Sometimes the hardest time to get anything done is when you cannot afford to be unproductive.

The next time you find yourself staring at your shoes or counting pencils, try these techniques to jumpstart your productivity.

Use the snowball effect to get things moving

Sitting down to an inbox full of proposed settlement agreements, emergency voicemails, and e-mails requesting immediate responses can overwhelm anyone. Your brain sees twenty tasks and just can’t process all of that information. So help your brain get warmed up and tackle the easy tasks first (it’s referred to financial circles as the snowball theory).

For example, scan everything and mentally rank the tasks from easiest to toughest. Get started by responding to the e-mail with the simplest question. Hopefully you can do that in a minute or less. Not only will you cross off one task, you will get a psychological jolt—focusing on the task at hand makes you happier. Work your way up to that settlement agreement that will take you close to an hour to review.

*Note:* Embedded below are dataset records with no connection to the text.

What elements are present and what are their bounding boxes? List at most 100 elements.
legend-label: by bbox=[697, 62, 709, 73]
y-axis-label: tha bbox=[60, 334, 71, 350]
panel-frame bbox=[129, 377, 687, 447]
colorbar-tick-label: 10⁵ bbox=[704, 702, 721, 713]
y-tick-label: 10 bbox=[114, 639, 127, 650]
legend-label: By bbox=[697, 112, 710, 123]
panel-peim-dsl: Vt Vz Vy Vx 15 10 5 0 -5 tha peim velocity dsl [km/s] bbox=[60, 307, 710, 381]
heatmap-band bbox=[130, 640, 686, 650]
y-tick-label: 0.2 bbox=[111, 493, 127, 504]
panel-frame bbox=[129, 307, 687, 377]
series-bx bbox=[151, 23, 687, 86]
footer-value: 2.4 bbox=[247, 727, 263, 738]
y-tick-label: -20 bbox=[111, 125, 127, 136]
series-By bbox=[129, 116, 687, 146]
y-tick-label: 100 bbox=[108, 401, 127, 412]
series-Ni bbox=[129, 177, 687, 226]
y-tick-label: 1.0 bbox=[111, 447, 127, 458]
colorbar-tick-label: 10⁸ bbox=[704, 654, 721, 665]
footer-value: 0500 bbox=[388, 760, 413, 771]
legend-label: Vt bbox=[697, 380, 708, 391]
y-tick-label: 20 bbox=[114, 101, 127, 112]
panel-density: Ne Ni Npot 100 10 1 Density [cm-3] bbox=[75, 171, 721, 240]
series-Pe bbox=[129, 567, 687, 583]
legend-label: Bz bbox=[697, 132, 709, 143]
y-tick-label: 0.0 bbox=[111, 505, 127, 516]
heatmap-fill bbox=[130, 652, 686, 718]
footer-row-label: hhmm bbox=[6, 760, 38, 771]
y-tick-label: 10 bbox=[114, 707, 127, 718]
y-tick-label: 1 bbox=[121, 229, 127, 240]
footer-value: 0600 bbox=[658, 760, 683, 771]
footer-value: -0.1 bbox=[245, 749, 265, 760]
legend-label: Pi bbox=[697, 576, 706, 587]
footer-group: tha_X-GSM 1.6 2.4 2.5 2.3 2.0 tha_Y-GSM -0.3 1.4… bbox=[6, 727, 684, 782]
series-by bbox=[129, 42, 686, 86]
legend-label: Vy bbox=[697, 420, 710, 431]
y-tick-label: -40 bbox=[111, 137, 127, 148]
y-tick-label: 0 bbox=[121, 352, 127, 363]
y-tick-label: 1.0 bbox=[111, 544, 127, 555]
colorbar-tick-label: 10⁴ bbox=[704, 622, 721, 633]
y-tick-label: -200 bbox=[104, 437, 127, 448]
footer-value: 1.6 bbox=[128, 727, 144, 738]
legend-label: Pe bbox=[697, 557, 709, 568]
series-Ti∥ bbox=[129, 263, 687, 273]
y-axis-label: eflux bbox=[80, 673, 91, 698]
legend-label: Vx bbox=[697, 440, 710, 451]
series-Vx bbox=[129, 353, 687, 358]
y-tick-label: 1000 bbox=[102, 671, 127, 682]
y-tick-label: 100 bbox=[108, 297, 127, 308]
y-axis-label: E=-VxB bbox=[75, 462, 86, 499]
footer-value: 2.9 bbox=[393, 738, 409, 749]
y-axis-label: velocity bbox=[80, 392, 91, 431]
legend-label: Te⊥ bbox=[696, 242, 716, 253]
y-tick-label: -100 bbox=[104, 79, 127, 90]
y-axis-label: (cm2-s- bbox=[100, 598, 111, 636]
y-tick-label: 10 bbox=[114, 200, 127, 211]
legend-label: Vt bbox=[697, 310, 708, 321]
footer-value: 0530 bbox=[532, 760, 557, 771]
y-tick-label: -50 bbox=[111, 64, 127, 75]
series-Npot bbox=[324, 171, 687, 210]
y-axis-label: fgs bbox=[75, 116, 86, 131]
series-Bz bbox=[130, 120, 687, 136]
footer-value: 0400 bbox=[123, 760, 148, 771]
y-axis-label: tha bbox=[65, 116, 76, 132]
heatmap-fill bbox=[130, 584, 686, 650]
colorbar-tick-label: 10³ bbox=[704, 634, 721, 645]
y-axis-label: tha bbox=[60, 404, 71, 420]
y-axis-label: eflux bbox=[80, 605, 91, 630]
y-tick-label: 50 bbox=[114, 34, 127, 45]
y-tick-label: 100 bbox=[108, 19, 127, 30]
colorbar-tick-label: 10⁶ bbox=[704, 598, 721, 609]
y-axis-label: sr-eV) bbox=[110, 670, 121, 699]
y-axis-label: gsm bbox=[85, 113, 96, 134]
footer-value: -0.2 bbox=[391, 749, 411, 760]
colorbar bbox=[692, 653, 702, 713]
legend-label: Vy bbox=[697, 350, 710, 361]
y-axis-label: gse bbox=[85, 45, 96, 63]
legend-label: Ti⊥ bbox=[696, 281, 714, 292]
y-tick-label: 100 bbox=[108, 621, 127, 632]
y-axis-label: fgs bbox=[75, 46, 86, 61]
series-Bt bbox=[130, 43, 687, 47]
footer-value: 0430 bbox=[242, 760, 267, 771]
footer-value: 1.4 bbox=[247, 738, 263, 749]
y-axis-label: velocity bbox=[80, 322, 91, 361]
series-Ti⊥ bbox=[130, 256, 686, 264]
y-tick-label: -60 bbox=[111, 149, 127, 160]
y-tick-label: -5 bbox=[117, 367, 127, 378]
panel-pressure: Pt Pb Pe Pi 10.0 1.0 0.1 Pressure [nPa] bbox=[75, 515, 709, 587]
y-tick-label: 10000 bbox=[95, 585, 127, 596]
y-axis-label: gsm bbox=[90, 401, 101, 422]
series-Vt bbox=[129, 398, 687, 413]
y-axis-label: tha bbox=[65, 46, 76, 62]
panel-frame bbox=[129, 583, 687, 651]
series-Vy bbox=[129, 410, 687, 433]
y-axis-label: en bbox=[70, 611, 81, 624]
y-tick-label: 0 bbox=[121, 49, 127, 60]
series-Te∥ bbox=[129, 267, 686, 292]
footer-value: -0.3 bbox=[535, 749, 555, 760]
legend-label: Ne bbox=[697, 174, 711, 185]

Whether I am teaching, or networking, it’s a pretty common for me to sit down to an overflowing inbox. I still freak out, but using this technique helps me deal with things quickly and efficiently—instead of simply staring and wondering how I will ever get to everything.

Use your schedule’s flexibility to your advantage

Whether you work for yourself or for someone else, most lawyers have a lot of flexibility in their schedule. While that can lead to excessive procrastination, it can also be a good thing.

The definition of insanity is doing the same thing and expecting different results. So if your head is pounding, you’re tired, or you just can’t focus, don’t waste your time typing three sentences an hour. Get out of the office and work at a coffee shop. Go to the gym and clear your mind. Pick up your kid from school and buy them ice cream.

Are you procrastinating? Absolutely. But if you can do something later, especially if you know later is your “productive time,” take advantage of that flexibility. It won’t always be the case, so do it when you can.

Don’t overbook

Many times it can be hard to focus on the most important task at hand when you have twenty other things scheduled. For example, if you book back to back client meetings and find yourself rushing client #1 out the door to meet with client #2. That’s bad business and clients notice that type of stuff.

Even if you give yourself buffers around events, scheduling too many things can create a psychological traffic jam. For example, you schedule more client meetings that usual in an attempt to handle them all in one day. There’s no rule for how many client meetings you should/shouldn’t have in one day. But if you are accustomed to no more than three a day, there’s a reason for that.

You know your internal rhythm better than anyone else. If you always have your afternoon open, or relatively free, stick to that as much as possible.